BlockNote can import Markdown content into Block objects. Note that this is considered "lossy", as not all Markdown structures can be entirely represented as BlockNote blocks.

BlockNote ships a minimal Markdown parser. It covers the common subset used by most users (CommonMark + GFM basics: headings, paragraphs, lists, task lists, tables, code, blockquotes, links, images, emphasis, strikethrough, hard breaks).
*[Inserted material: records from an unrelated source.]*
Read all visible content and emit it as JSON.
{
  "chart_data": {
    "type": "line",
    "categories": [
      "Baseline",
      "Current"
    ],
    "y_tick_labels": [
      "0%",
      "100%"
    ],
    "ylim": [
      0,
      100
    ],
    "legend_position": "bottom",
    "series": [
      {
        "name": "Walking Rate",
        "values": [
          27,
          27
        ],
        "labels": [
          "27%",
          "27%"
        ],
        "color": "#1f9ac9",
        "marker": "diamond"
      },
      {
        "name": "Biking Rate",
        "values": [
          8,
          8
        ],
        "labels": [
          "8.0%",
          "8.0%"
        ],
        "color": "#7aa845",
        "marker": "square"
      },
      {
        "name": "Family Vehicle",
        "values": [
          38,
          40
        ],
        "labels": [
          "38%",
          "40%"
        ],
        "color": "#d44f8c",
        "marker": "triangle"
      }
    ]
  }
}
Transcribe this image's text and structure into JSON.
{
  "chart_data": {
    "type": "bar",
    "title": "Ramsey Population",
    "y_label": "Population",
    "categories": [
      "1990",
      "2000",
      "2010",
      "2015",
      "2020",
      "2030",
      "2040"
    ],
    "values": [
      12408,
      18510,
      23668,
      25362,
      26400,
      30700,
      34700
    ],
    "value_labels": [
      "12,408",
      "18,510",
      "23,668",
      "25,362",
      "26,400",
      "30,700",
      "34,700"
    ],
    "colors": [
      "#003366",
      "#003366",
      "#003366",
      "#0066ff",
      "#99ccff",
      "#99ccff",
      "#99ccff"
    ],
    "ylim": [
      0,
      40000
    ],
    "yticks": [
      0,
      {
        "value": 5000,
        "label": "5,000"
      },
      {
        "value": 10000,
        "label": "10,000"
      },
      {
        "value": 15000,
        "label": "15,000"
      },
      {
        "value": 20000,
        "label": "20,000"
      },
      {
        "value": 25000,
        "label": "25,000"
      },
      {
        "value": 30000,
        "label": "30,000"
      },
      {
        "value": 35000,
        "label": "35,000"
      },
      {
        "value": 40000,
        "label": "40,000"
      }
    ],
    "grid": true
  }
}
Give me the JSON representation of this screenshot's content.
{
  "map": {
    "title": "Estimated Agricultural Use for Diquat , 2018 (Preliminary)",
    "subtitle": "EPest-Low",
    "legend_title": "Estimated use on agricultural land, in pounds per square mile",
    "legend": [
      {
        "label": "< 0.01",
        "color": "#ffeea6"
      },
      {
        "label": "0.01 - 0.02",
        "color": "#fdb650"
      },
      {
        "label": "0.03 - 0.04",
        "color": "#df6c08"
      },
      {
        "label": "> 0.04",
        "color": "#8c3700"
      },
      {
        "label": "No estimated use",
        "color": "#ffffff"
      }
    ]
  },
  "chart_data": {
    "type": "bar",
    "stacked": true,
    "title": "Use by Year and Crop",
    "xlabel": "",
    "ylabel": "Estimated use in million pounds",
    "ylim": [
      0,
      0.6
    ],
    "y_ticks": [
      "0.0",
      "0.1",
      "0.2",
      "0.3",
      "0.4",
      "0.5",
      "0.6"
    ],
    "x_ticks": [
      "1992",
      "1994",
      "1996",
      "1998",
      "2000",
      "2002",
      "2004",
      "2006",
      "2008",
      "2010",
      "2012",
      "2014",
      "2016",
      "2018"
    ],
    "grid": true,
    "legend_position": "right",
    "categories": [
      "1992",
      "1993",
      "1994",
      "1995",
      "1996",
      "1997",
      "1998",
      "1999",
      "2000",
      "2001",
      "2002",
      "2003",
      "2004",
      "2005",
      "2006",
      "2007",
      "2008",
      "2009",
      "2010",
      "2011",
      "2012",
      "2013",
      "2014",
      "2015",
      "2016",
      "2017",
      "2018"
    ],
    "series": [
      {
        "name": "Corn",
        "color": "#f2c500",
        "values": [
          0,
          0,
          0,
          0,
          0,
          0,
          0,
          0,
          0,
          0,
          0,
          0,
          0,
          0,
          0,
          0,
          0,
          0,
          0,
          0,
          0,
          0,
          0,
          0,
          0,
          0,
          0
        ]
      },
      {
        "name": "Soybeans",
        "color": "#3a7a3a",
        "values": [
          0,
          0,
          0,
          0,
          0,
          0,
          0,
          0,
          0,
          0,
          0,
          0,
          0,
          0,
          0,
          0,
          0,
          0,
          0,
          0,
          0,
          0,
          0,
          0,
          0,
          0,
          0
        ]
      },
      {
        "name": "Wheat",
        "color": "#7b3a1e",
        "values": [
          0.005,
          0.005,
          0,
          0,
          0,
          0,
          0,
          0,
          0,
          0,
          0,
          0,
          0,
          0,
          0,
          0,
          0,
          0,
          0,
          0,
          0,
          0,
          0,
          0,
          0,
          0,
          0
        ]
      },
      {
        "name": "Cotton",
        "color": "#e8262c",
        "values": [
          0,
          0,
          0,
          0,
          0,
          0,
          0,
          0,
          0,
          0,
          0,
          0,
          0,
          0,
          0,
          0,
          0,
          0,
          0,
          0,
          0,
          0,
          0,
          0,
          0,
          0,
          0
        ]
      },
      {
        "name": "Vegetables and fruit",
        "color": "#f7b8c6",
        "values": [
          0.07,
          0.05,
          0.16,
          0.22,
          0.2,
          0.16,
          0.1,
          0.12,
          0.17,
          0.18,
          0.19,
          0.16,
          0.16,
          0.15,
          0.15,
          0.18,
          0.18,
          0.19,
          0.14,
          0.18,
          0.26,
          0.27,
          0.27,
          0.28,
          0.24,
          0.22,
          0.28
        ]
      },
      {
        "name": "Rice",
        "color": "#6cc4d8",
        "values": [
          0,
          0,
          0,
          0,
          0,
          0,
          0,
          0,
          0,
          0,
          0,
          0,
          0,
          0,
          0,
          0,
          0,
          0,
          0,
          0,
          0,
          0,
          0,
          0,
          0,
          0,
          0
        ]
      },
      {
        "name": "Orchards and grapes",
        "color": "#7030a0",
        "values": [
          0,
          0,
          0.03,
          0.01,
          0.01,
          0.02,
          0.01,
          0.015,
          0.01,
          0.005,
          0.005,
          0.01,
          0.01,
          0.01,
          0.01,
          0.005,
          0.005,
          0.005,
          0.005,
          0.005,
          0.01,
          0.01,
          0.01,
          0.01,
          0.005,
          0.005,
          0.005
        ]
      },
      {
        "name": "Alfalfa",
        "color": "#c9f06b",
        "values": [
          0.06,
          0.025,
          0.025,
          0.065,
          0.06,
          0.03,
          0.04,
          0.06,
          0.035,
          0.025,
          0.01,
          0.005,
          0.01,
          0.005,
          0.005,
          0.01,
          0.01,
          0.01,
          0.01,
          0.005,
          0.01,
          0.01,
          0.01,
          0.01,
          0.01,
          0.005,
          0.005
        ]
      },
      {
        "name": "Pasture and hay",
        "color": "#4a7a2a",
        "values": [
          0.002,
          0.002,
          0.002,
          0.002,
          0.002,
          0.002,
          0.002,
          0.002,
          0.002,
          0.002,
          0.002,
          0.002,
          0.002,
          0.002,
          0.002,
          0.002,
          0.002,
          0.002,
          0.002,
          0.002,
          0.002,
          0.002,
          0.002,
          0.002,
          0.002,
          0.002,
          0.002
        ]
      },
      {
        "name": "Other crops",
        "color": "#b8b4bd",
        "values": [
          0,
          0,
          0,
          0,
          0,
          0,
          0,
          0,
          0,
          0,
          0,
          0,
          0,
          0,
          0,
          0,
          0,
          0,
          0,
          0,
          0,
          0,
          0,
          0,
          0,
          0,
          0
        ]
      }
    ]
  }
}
There are many Markdown specifications (CommonMark, GFM, MDX, Pandoc, and various dialect-specific extensions) and supporting all of them inside a rich text editor is not a goal of BlockNote. If you need to handle Markdown beyond this minimal subset, parse it to HTML yourself with a parser of your choice (e.g. marked, markdown-it, or remark) and pass the resulting HTML to tryParseHTMLToBlocks instead. BlockNote's HTML interoperability is much broader, since HTML is the format the editor uses internally for arbitrary pastes.

Markdown to Blocks

Use tryParseMarkdownToBlocks to try parsing a Markdown string into Block objects:

tryParseMarkdownToBlocks(markdown: string): Block[];

// Usage
const blocksFromMarkdown = editor.tryParseMarkdownToBlocks(markdown);

returns: The blocks parsed from the Markdown string.

Tries to create Block and InlineContent objects based on Markdown syntax, though not all symbols are recognized. If BlockNote doesn't recognize a symbol, it will parse it as text.